Is there a way to have rank 0 and 1 send a message to each other at the same time and then recv the message sent at the same time without resulting in deadlock?

I’ve tried the following code

reqs = []
if rank == 0:
  neighbour = 1
if rank ==1:
  neighbour = 0

reqs.append(dist.isend(tensor=send_tensor, dst=neighbour))
reqs.append(dist.irecv(tensor=recv_tensor, src=neighbour))
for req in reqs:
    req.wait()

But as you can imagine, the first “req” in the “reqs” array is the send request for both processors. And both end up waiting on the other one to receive, resulting in deadlock.

Of course you can do send->recv in rank 1 and recv->send in rank 2. But this would take twice the amount of time.

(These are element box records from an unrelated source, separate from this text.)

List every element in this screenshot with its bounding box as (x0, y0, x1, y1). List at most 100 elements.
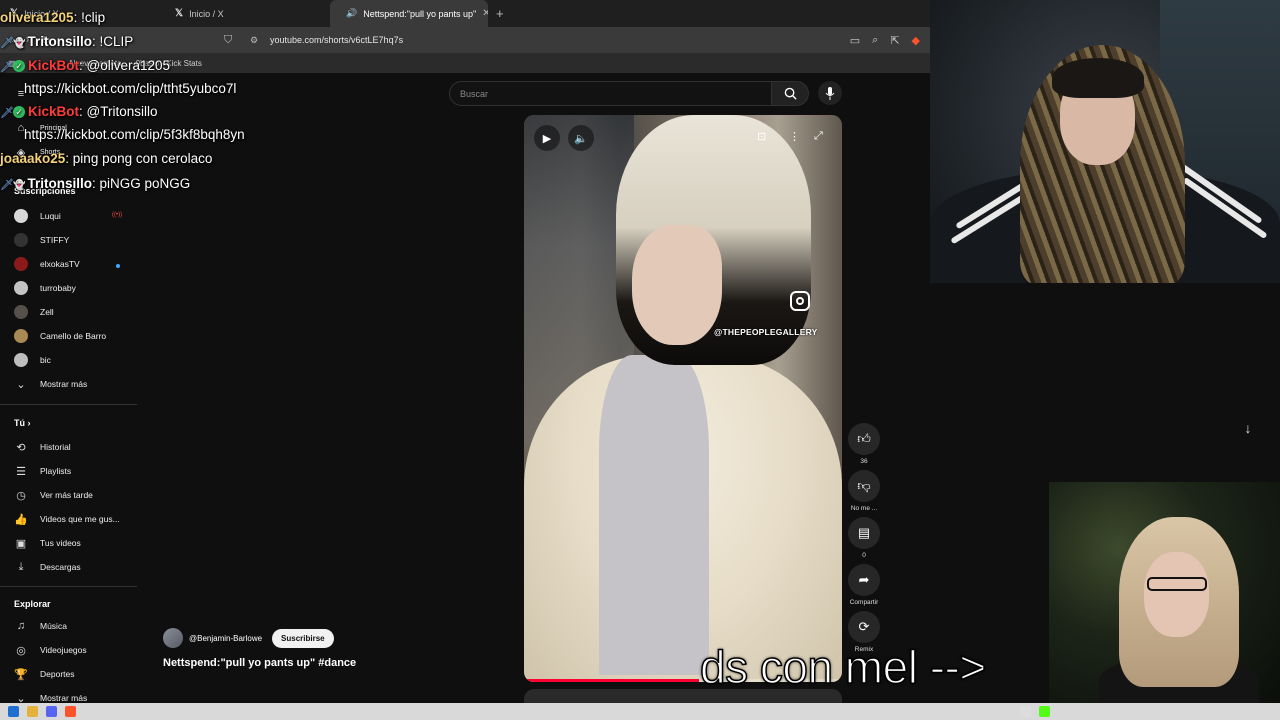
sidebar-item-watch-later[interactable]: ◷ Ver más tarde (14, 486, 93, 504)
address-bar: ‹ › ↻ ⛉ ⚙ youtube.com/shorts/v6ctLE7hq7s… (0, 27, 930, 53)
tab-x-2[interactable]: 𝕏 Inicio / X (165, 0, 330, 27)
sidebar-item-downloads[interactable]: ⤓ Descargas (14, 558, 81, 576)
youtube-page: ≡ ⌂ Principal ◈ Shorts Suscripciones Luq… (0, 73, 930, 705)
more-options-icon[interactable]: ⋮ (789, 130, 800, 143)
sidebar-item-camello[interactable]: Camello de Barro (14, 327, 106, 345)
search-button[interactable] (771, 81, 809, 106)
screen: 𝕏 Inicio / X 𝕏 Inicio / X 🔊 Nettspend:"p… (0, 0, 1280, 720)
sidebar-item-stiffy[interactable]: STIFFY (14, 231, 69, 249)
start-icon[interactable] (8, 706, 19, 717)
chat-text: : ping pong con cerolaco (65, 151, 213, 166)
short-video-player[interactable]: @THEPEOPLEGALLERY ▶ 🔈 ⊡ ⋮ ⤢ (524, 115, 842, 682)
sidebar: ≡ ⌂ Principal ◈ Shorts Suscripciones Luq… (0, 73, 140, 705)
comments-button[interactable]: ▤ 0 (846, 517, 882, 559)
tray-icon[interactable] (1020, 706, 1031, 717)
play-button[interactable]: ▶ (534, 125, 560, 151)
chevron-down-icon: ⌄ (16, 378, 26, 391)
captions-icon[interactable]: ⊡ (757, 130, 766, 143)
sidebar-item-label: Deportes (40, 669, 75, 679)
sidebar-item-playlists[interactable]: ☰ Playlists (14, 462, 71, 480)
sidebar-item-your-videos[interactable]: ▣ Tus videos (14, 534, 81, 552)
dislike-button[interactable]: 👎︎ No me ... (846, 470, 882, 512)
chat-username: Tritonsillo (27, 34, 92, 49)
search-icon (784, 87, 797, 100)
comment-icon: ▤ (857, 525, 871, 540)
mute-button[interactable]: 🔈 (568, 125, 594, 151)
new-content-dot (116, 264, 120, 268)
chat-text: https://kickbot.com/clip/ttht5yubco7l (24, 81, 237, 96)
chat-text: https://kickbot.com/clip/5f3kf8bqh8yn (24, 127, 245, 142)
sidebar-item-label: Tus videos (40, 538, 81, 548)
playlist-icon: ☰ (16, 465, 26, 478)
search-placeholder: Buscar (460, 89, 489, 99)
chat-text: : @olivera1205 (79, 58, 171, 73)
sidebar-item-label: Luqui (40, 211, 61, 221)
sidebar-item-label: Mostrar más (40, 379, 88, 389)
sword-badge-icon: 🗡 (0, 179, 14, 191)
chat-username: KickBot (28, 104, 80, 119)
sidebar-item-history[interactable]: ⟲ Historial (14, 438, 70, 456)
sidebar-item-liked[interactable]: 👍 Videos que me gus... (14, 510, 120, 528)
folder-icon[interactable] (27, 706, 38, 717)
show-more-subscriptions[interactable]: ⌄ Mostrar más (14, 375, 87, 393)
chat-message: 🗡✓ KickBot: @olivera1205 (0, 58, 170, 73)
discord-icon[interactable] (46, 706, 57, 717)
arrow-down-icon: ↓ (1244, 420, 1252, 436)
fullscreen-icon[interactable]: ⤢ (814, 130, 823, 143)
chat-username: KickBot (28, 58, 80, 73)
speaker-icon: 🔈 (574, 132, 588, 145)
brave-icon[interactable] (65, 706, 76, 717)
dislike-label: No me ... (850, 505, 878, 512)
url-field[interactable]: youtube.com/shorts/v6ctLE7hq7s (270, 35, 403, 45)
ghost-badge-icon: 👻 (13, 180, 26, 191)
download-icon: ⤓ (18, 560, 24, 573)
new-tab-button[interactable]: + (488, 6, 512, 21)
history-icon: ⟲ (16, 441, 26, 454)
tab-label: Inicio / X (189, 8, 224, 19)
webcam-hair (1052, 58, 1144, 98)
site-info-icon[interactable]: ⚙ (250, 35, 258, 46)
sidebar-item-zell[interactable]: Zell (14, 303, 54, 321)
you-section-title[interactable]: Tú › (14, 418, 31, 428)
sidebar-item-gaming[interactable]: ◎ Videojuegos (14, 641, 86, 659)
trophy-icon: 🏆 (14, 668, 28, 681)
sword-badge-icon: 🗡 (0, 37, 14, 49)
verified-badge-icon: ✓ (13, 106, 25, 118)
chat-message: 🗡👻 Tritonsillo: piNGG poNGG (0, 176, 190, 191)
bookmark-icon[interactable]: ⛉ (224, 34, 232, 47)
like-button[interactable]: 👍︎ 36 (846, 423, 882, 465)
explore-title: Explorar (14, 599, 51, 609)
gamepad-icon: ◎ (16, 644, 26, 657)
sidebar-item-label: Camello de Barro (40, 331, 107, 341)
sidebar-item-luqui[interactable]: Luqui (14, 207, 61, 225)
zoom-icon[interactable]: ⌕ (872, 34, 878, 47)
next-short-button[interactable]: ↓ (1236, 420, 1260, 444)
divider (0, 404, 137, 405)
search-input[interactable]: Buscar (449, 81, 772, 106)
tab-youtube-short[interactable]: 🔊 Nettspend:"pull yo pants up" ✕ (330, 0, 488, 27)
you-title-label: Tú (14, 418, 25, 428)
share-button[interactable]: ➦ Compartir (846, 564, 882, 606)
sidebar-item-turrobaby[interactable]: turrobaby (14, 279, 76, 297)
ghost-badge-icon: 👻 (13, 38, 26, 49)
chat-message: 🗡👻 Tritonsillo: !CLIP (0, 34, 133, 49)
channel-name[interactable]: @Benjamin-Barlowe (189, 634, 262, 643)
sidebar-item-label: Ver más tarde (40, 490, 93, 500)
chat-username: olivera1205 (0, 10, 74, 25)
sidebar-item-sports[interactable]: 🏆 Deportes (14, 665, 75, 683)
kick-icon[interactable] (1039, 706, 1050, 717)
sidebar-item-music[interactable]: ♫ Música (14, 617, 67, 635)
voice-search-button[interactable] (818, 81, 842, 105)
cast-icon[interactable]: ▭ (850, 34, 860, 47)
chat-username: Tritonsillo (27, 176, 92, 191)
brave-icon[interactable]: ◆ (912, 34, 920, 47)
sidebar-item-bic[interactable]: bic (14, 351, 51, 369)
thumbs-down-icon: 👎︎ (857, 478, 871, 493)
sidebar-item-elxokastv[interactable]: elxokasTV (14, 255, 80, 273)
share-icon[interactable]: ⇱ (890, 34, 899, 47)
subscribe-button[interactable]: Suscribirse (272, 628, 334, 648)
avatar (14, 281, 28, 295)
channel-avatar[interactable] (163, 628, 183, 648)
clock-icon: ◷ (16, 489, 26, 502)
avatar (14, 233, 28, 247)
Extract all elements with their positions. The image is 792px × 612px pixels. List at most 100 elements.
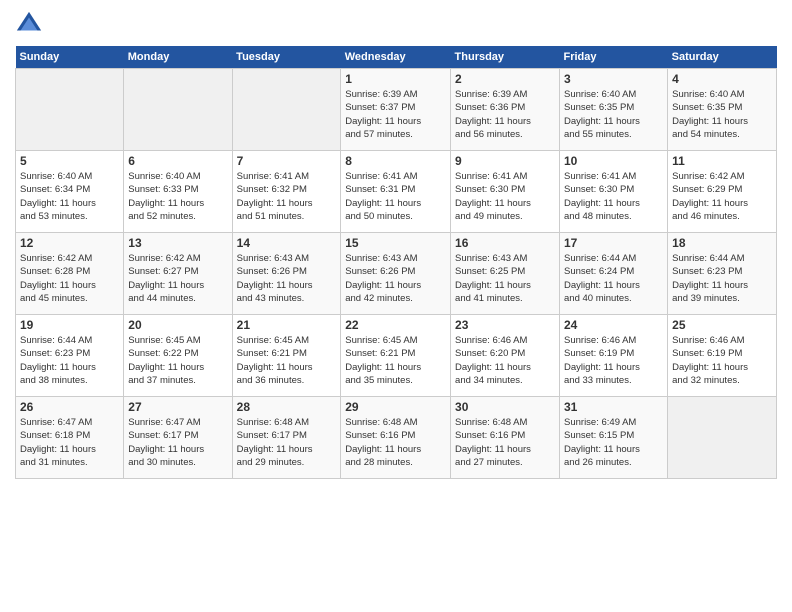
logo [15, 10, 47, 38]
calendar-cell: 18 Sunrise: 6:44 AM Sunset: 6:23 PM Dayli… [668, 233, 777, 315]
day-number: 14 [237, 236, 337, 250]
day-number: 21 [237, 318, 337, 332]
calendar-cell: 2 Sunrise: 6:39 AM Sunset: 6:36 PM Daylig… [451, 69, 560, 151]
day-number: 16 [455, 236, 555, 250]
day-number: 7 [237, 154, 337, 168]
calendar-cell: 21 Sunrise: 6:45 AM Sunset: 6:21 PM Dayli… [232, 315, 341, 397]
day-info: Sunrise: 6:47 AM Sunset: 6:17 PM Dayligh… [128, 416, 227, 469]
day-info: Sunrise: 6:48 AM Sunset: 6:17 PM Dayligh… [237, 416, 337, 469]
day-number: 11 [672, 154, 772, 168]
calendar-cell: 25 Sunrise: 6:46 AM Sunset: 6:19 PM Dayli… [668, 315, 777, 397]
calendar-cell: 1Sunrise: 6:39 AM Sunset: 6:37 PM Daylig… [341, 69, 451, 151]
day-number: 29 [345, 400, 446, 414]
day-number: 23 [455, 318, 555, 332]
calendar-cell: 20 Sunrise: 6:45 AM Sunset: 6:22 PM Dayli… [124, 315, 232, 397]
day-info: Sunrise: 6:46 AM Sunset: 6:19 PM Dayligh… [564, 334, 663, 387]
day-number: 3 [564, 72, 663, 86]
calendar-cell: 9 Sunrise: 6:41 AM Sunset: 6:30 PM Daylig… [451, 151, 560, 233]
day-number: 27 [128, 400, 227, 414]
col-header-saturday: Saturday [668, 46, 777, 69]
day-info: Sunrise: 6:40 AM Sunset: 6:35 PM Dayligh… [564, 88, 663, 141]
day-info: Sunrise: 6:40 AM Sunset: 6:33 PM Dayligh… [128, 170, 227, 223]
day-number: 2 [455, 72, 555, 86]
day-info: Sunrise: 6:44 AM Sunset: 6:24 PM Dayligh… [564, 252, 663, 305]
day-number: 26 [20, 400, 119, 414]
day-number: 12 [20, 236, 119, 250]
calendar-cell: 23 Sunrise: 6:46 AM Sunset: 6:20 PM Dayli… [451, 315, 560, 397]
day-info: Sunrise: 6:43 AM Sunset: 6:26 PM Dayligh… [237, 252, 337, 305]
day-info: Sunrise: 6:42 AM Sunset: 6:28 PM Dayligh… [20, 252, 119, 305]
calendar-cell: 11 Sunrise: 6:42 AM Sunset: 6:29 PM Dayli… [668, 151, 777, 233]
day-info: Sunrise: 6:46 AM Sunset: 6:20 PM Dayligh… [455, 334, 555, 387]
day-info: Sunrise: 6:43 AM Sunset: 6:26 PM Dayligh… [345, 252, 446, 305]
header-row: SundayMondayTuesdayWednesdayThursdayFrid… [16, 46, 777, 69]
calendar-cell: 15Sunrise: 6:43 AM Sunset: 6:26 PM Dayli… [341, 233, 451, 315]
day-number: 28 [237, 400, 337, 414]
day-number: 5 [20, 154, 119, 168]
day-number: 19 [20, 318, 119, 332]
calendar-cell: 30 Sunrise: 6:48 AM Sunset: 6:16 PM Dayli… [451, 397, 560, 479]
col-header-monday: Monday [124, 46, 232, 69]
col-header-wednesday: Wednesday [341, 46, 451, 69]
week-row-4: 26 Sunrise: 6:47 AM Sunset: 6:18 PM Dayli… [16, 397, 777, 479]
calendar-cell: 28 Sunrise: 6:48 AM Sunset: 6:17 PM Dayli… [232, 397, 341, 479]
day-number: 30 [455, 400, 555, 414]
calendar-cell: 8 Sunrise: 6:41 AM Sunset: 6:31 PM Daylig… [341, 151, 451, 233]
day-number: 20 [128, 318, 227, 332]
day-info: Sunrise: 6:39 AM Sunset: 6:36 PM Dayligh… [455, 88, 555, 141]
week-row-1: 5 Sunrise: 6:40 AM Sunset: 6:34 PM Daylig… [16, 151, 777, 233]
calendar-cell: 29Sunrise: 6:48 AM Sunset: 6:16 PM Dayli… [341, 397, 451, 479]
day-info: Sunrise: 6:42 AM Sunset: 6:27 PM Dayligh… [128, 252, 227, 305]
day-info: Sunrise: 6:48 AM Sunset: 6:16 PM Dayligh… [455, 416, 555, 469]
calendar-cell: 27 Sunrise: 6:47 AM Sunset: 6:17 PM Dayli… [124, 397, 232, 479]
day-info: Sunrise: 6:41 AM Sunset: 6:30 PM Dayligh… [455, 170, 555, 223]
day-number: 4 [672, 72, 772, 86]
day-number: 10 [564, 154, 663, 168]
col-header-friday: Friday [560, 46, 668, 69]
day-number: 24 [564, 318, 663, 332]
day-info: Sunrise: 6:41 AM Sunset: 6:31 PM Dayligh… [345, 170, 446, 223]
day-info: Sunrise: 6:47 AM Sunset: 6:18 PM Dayligh… [20, 416, 119, 469]
day-info: Sunrise: 6:42 AM Sunset: 6:29 PM Dayligh… [672, 170, 772, 223]
calendar-cell: 6 Sunrise: 6:40 AM Sunset: 6:33 PM Daylig… [124, 151, 232, 233]
day-number: 31 [564, 400, 663, 414]
logo-icon [15, 10, 43, 38]
calendar-cell: 12 Sunrise: 6:42 AM Sunset: 6:28 PM Dayli… [16, 233, 124, 315]
day-info: Sunrise: 6:46 AM Sunset: 6:19 PM Dayligh… [672, 334, 772, 387]
day-info: Sunrise: 6:41 AM Sunset: 6:30 PM Dayligh… [564, 170, 663, 223]
day-number: 22 [345, 318, 446, 332]
col-header-tuesday: Tuesday [232, 46, 341, 69]
day-number: 18 [672, 236, 772, 250]
calendar-cell: 17Sunrise: 6:44 AM Sunset: 6:24 PM Dayli… [560, 233, 668, 315]
calendar-cell: 10 Sunrise: 6:41 AM Sunset: 6:30 PM Dayli… [560, 151, 668, 233]
calendar-cell: 3 Sunrise: 6:40 AM Sunset: 6:35 PM Daylig… [560, 69, 668, 151]
calendar-cell: 31 Sunrise: 6:49 AM Sunset: 6:15 PM Dayli… [560, 397, 668, 479]
calendar-container: SundayMondayTuesdayWednesdayThursdayFrid… [0, 0, 792, 489]
header [15, 10, 777, 38]
calendar-cell: 16 Sunrise: 6:43 AM Sunset: 6:25 PM Dayli… [451, 233, 560, 315]
day-info: Sunrise: 6:41 AM Sunset: 6:32 PM Dayligh… [237, 170, 337, 223]
day-info: Sunrise: 6:44 AM Sunset: 6:23 PM Dayligh… [672, 252, 772, 305]
calendar-cell [668, 397, 777, 479]
day-info: Sunrise: 6:45 AM Sunset: 6:21 PM Dayligh… [237, 334, 337, 387]
day-info: Sunrise: 6:43 AM Sunset: 6:25 PM Dayligh… [455, 252, 555, 305]
day-number: 1 [345, 72, 446, 86]
day-info: Sunrise: 6:45 AM Sunset: 6:22 PM Dayligh… [128, 334, 227, 387]
day-number: 6 [128, 154, 227, 168]
calendar-cell: 13 Sunrise: 6:42 AM Sunset: 6:27 PM Dayli… [124, 233, 232, 315]
day-info: Sunrise: 6:44 AM Sunset: 6:23 PM Dayligh… [20, 334, 119, 387]
day-number: 9 [455, 154, 555, 168]
calendar-cell: 19 Sunrise: 6:44 AM Sunset: 6:23 PM Dayli… [16, 315, 124, 397]
calendar-cell: 5 Sunrise: 6:40 AM Sunset: 6:34 PM Daylig… [16, 151, 124, 233]
day-number: 13 [128, 236, 227, 250]
col-header-sunday: Sunday [16, 46, 124, 69]
calendar-cell [124, 69, 232, 151]
week-row-0: 1Sunrise: 6:39 AM Sunset: 6:37 PM Daylig… [16, 69, 777, 151]
day-number: 8 [345, 154, 446, 168]
col-header-thursday: Thursday [451, 46, 560, 69]
calendar-table: SundayMondayTuesdayWednesdayThursdayFrid… [15, 46, 777, 479]
calendar-cell: 4Sunrise: 6:40 AM Sunset: 6:35 PM Daylig… [668, 69, 777, 151]
day-info: Sunrise: 6:40 AM Sunset: 6:34 PM Dayligh… [20, 170, 119, 223]
day-info: Sunrise: 6:49 AM Sunset: 6:15 PM Dayligh… [564, 416, 663, 469]
day-number: 25 [672, 318, 772, 332]
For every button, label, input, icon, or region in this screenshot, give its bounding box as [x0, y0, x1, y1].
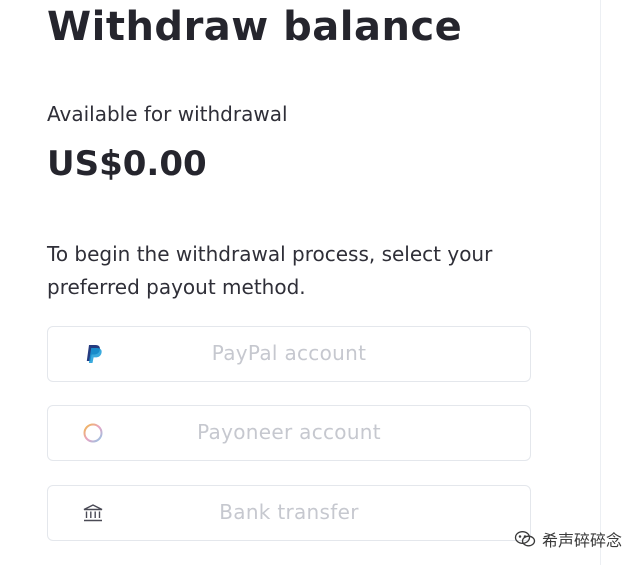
paypal-method-button[interactable]: PayPal account — [47, 326, 531, 382]
watermark-text: 希声碎碎念 — [541, 531, 622, 550]
page-title: Withdraw balance — [47, 4, 463, 50]
bank-transfer-method-label: Bank transfer — [219, 500, 359, 524]
payoneer-method-button[interactable]: Payoneer account — [47, 405, 531, 461]
bank-transfer-method-button[interactable]: Bank transfer — [47, 485, 531, 541]
wechat-icon — [514, 530, 536, 548]
instruction-text: To begin the withdrawal process, select … — [47, 242, 493, 299]
available-label: Available for withdrawal — [47, 102, 288, 126]
watermark: 希声碎碎念 — [514, 527, 622, 551]
paypal-method-label: PayPal account — [211, 341, 367, 365]
withdraw-page: Withdraw balance Available for withdrawa… — [0, 0, 640, 565]
balance-amount: US$0.00 — [47, 144, 207, 184]
payoneer-method-label: Payoneer account — [197, 420, 381, 444]
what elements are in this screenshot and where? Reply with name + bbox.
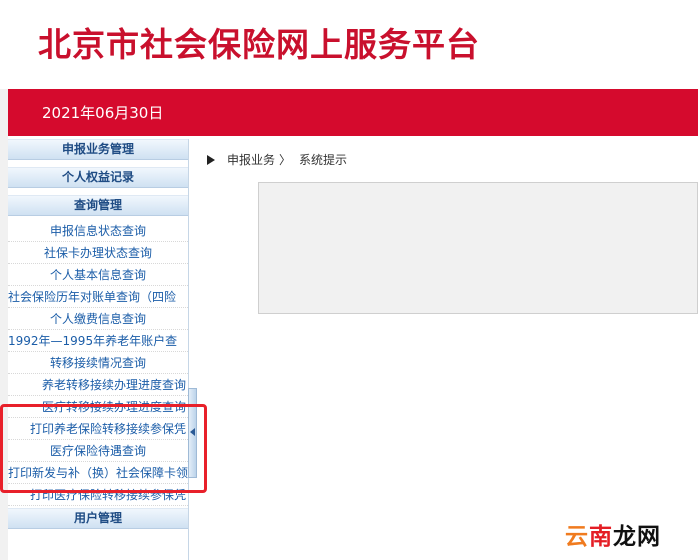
sidebar-item-card-status[interactable]: 社保卡办理状态查询	[8, 243, 188, 264]
sidebar-item-print-medical-certificate[interactable]: 打印医疗保险转移接续参保凭	[8, 485, 188, 506]
triangle-right-icon	[207, 155, 215, 165]
current-date: 2021年06月30日	[42, 104, 164, 122]
sidebar-item-annual-statement[interactable]: 社会保险历年对账单查询（四险	[8, 287, 188, 308]
collapse-arrow-icon	[190, 428, 195, 436]
sidebar-item-print-pension-certificate[interactable]: 打印养老保险转移接续参保凭	[8, 419, 188, 440]
watermark-part-2: 南	[589, 524, 613, 550]
site-title: 北京市社会保险网上服务平台	[38, 25, 480, 64]
sidebar-item-1992-1995-account[interactable]: 1992年—1995年养老年账户查	[8, 331, 188, 352]
sidebar-category-user-management[interactable]: 用户管理	[8, 508, 188, 529]
sidebar-item-medical-transfer-progress[interactable]: 医疗转移接续办理进度查询	[8, 397, 188, 418]
sidebar-category-declaration[interactable]: 申报业务管理	[8, 139, 188, 160]
sidebar-category-personal-rights[interactable]: 个人权益记录	[8, 167, 188, 188]
sidebar-item-print-card-receipt[interactable]: 打印新发与补（换）社会保障卡领	[8, 463, 188, 484]
date-bar: 2021年06月30日	[8, 89, 698, 136]
sidebar-item-basic-info[interactable]: 个人基本信息查询	[8, 265, 188, 286]
sidebar-item-pension-transfer-progress[interactable]: 养老转移接续办理进度查询	[8, 375, 188, 396]
breadcrumb: 申报业务〉系统提示	[207, 151, 347, 168]
sidebar-item-payment-info[interactable]: 个人缴费信息查询	[8, 309, 188, 330]
watermark-part-3: 龙网	[613, 524, 661, 550]
sidebar-item-declaration-status[interactable]: 申报信息状态查询	[8, 221, 188, 242]
query-submenu: 申报信息状态查询 社保卡办理状态查询 个人基本信息查询 社会保险历年对账单查询（…	[8, 221, 188, 506]
sidebar-collapse-handle[interactable]	[188, 388, 197, 478]
header: 北京市社会保险网上服务平台	[0, 0, 698, 89]
breadcrumb-section[interactable]: 申报业务	[227, 153, 275, 167]
sidebar-category-query[interactable]: 查询管理	[8, 195, 188, 216]
watermark-logo: 云南龙网	[565, 517, 661, 551]
sidebar-item-medical-benefit[interactable]: 医疗保险待遇查询	[8, 441, 188, 462]
system-message-panel	[258, 182, 698, 314]
watermark-part-1: 云	[565, 524, 589, 550]
sidebar: 申报业务管理 个人权益记录 查询管理 申报信息状态查询 社保卡办理状态查询 个人…	[8, 139, 189, 560]
breadcrumb-page: 系统提示	[299, 153, 348, 167]
sidebar-item-transfer-status[interactable]: 转移接续情况查询	[8, 353, 188, 374]
breadcrumb-separator: 〉	[279, 153, 292, 167]
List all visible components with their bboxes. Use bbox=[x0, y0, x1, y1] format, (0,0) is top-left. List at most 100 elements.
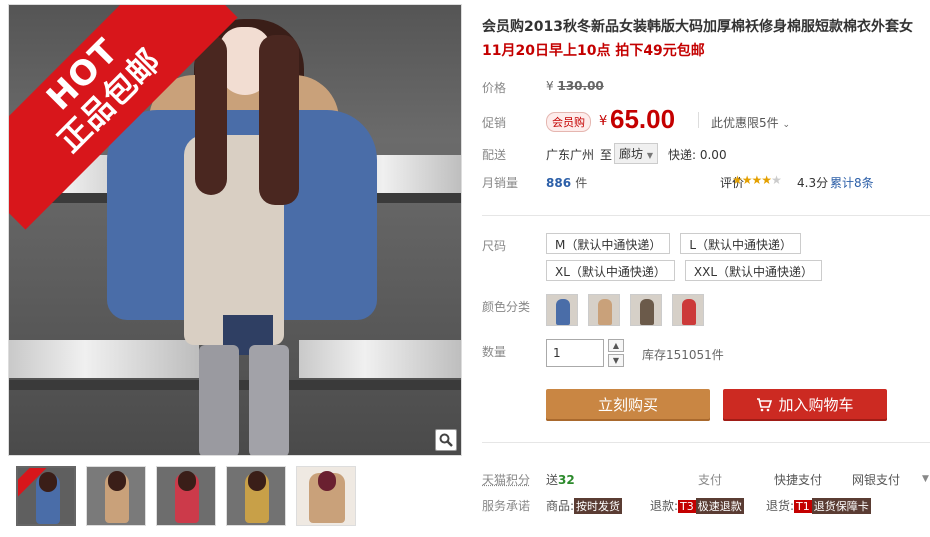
service-refund-badge[interactable]: 极速退款 bbox=[695, 498, 744, 514]
model-hair bbox=[259, 35, 299, 205]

In MPI there is a wait_all function such that the requests don’t have to be fulfilled in a predetermined order to prevent the deadlock. But there isn’t one in pyTorch.

This seems a very simple thing to do but I couldn’t figure out how to do it. Any help would be appreciated.

Thank you thank you!

Have you taken a look at e.g., batch_isend_irecv?

Thanks for the reply!

I did some benchmarking on my machine. It seems like doing the following:

send_tensor = torch.zeros(1).cuda()
recv_tensor = torch.zeros(1).cuda()

if rank == 0:
  sendOp = dist.P2POp(dist.isend, send_tensor, 1)
  recvOp = dist.P2POp(dist.irecv, recv_tensor, 1)
  reqs = dist.batch_isend_irecv([sendOp, recvOp])
  for req in reqs:
    req.wait()
elif rank == 1:
   sendOp = dist.P2POp(dist.isend, send_tensor, 0)
   recvOp = dist.P2POp(dist.irecv, recv_tensor, 0)
   reqs = dist.batch_isend_irecv([sendOp, recvOp])
   for req in reqs:
     req.wait()

takes twice amount of time as doing 1 isend as the following:

if rank == 0:
  reqs.append(dist.isend(tensor=send_tensor, dst=1))
else:
  reqs.append(dist.irecv(tensor=recv_tensor, src=0))
for req in reqs:
  req.wait()

Looking at this github issue It does seem like the batch_isend_irecv() is supposed to support concurrent send/recv. So I don’t know what I’m missing here.